En outre, les entreprises ayant un pouvoir de marché relatif sont exclues du contre-projet. Or, les fournisseurs de biens et de services sont souvent dépendants d’un seul acheteur, qui peut abuser de son pouvoir de marché. Par ailleurs, le contre-projet ne prévoit aucune mesure garantissant des achats en ligne sans discrimination, ce qui est regrettable. Le commerce en ligne a pris une ampleur considérable et cela n’est pas prêt de s’arrêter. Il faut également protéger ce secteur des «suppléments Suisse» injustifiés.

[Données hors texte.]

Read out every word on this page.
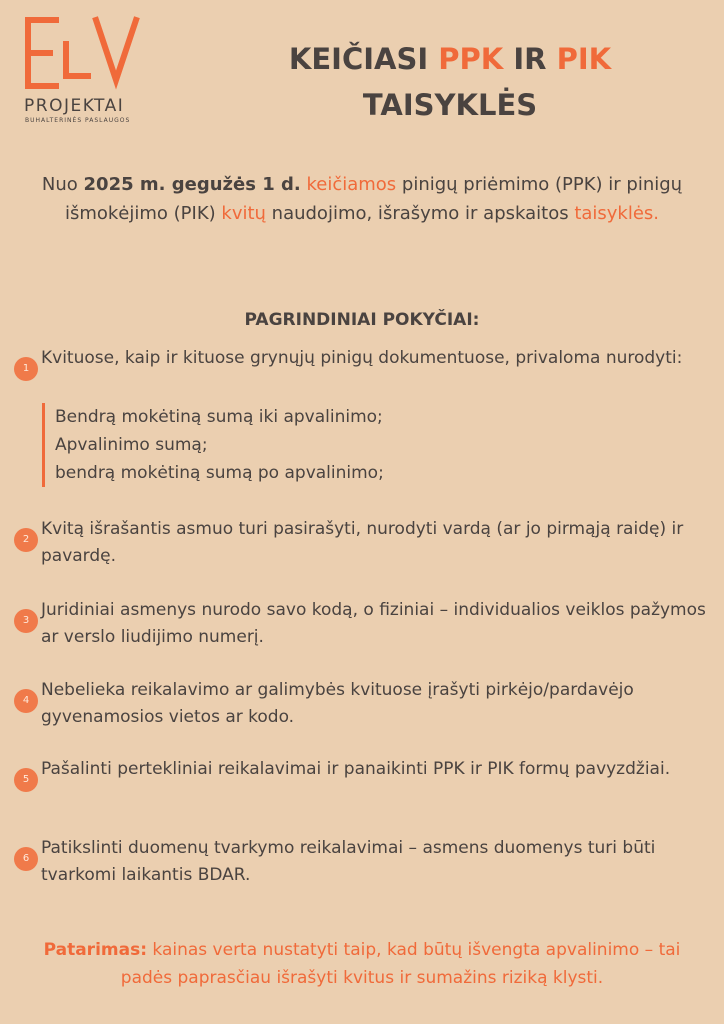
PROJEKTAI
BUHALTERINĖS PASLAUGOS
KEIČIASI PPK IR PIK
TAISYKLĖS

Nuo 2025 m. gegužės 1 d. keičiamos pinigų priėmimo (PPK) ir pinigų išmokėjimo (PIK) kvitų naudojimo, išrašymo ir apskaitos taisyklės.

PAGRINDINIAI POKYČIAI:
1
Kvituose, kaip ir kituose grynųjų pinigų dokumentuose, privaloma nurodyti:
Bendrą mokėtiną sumą iki apvalinimo;
Apvalinimo sumą;
bendrą mokėtiną sumą po apvalinimo;
2
Kvitą išrašantis asmuo turi pasirašyti, nurodyti vardą (ar jo pirmąją raidę) ir pavardę.
3
Juridiniai asmenys nurodo savo kodą, o fiziniai – individualios veiklos pažymos ar verslo liudijimo numerį.
4
Nebelieka reikalavimo ar galimybės kvituose įrašyti pirkėjo/pardavėjo gyvenamosios vietos ar kodo.
5
Pašalinti pertekliniai reikalavimai ir panaikinti PPK ir PIK formų pavyzdžiai.
6
Patikslinti duomenų tvarkymo reikalavimai – asmens duomenys turi būti tvarkomi laikantis BDAR.

Patarimas: kainas verta nustatyti taip, kad būtų išvengta apvalinimo – tai padės paprasčiau išrašyti kvitus ir sumažins riziką klysti.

C’est pourquoi, GastroSuisse propose que les amendements suivants soient apportés à l’actuel contre-projet indirect du Conseil fédéral:

  • En présence d’un pouvoir de marché relatif, il faut mentionner le «désavantage du partenaire commercial» comme un autre élément pouvant constituer l’infraction.
  • Les comportements d’entreprises à position dominante actuellement abusifs au sens de l’art. 7, al. 2 doivent en principe également s’appliquer aux entreprises à pouvoir de marché relatif.
  • Le concept de pouvoir de marché relatif doit s’appliquer aux fournisseurs et aux acheteurs. 
  • Une interdiction de blocage géographique doit permettre d’acheter en ligne sans discrimination. 
  • Il faut aussi tenir compte de la situation en Suisse.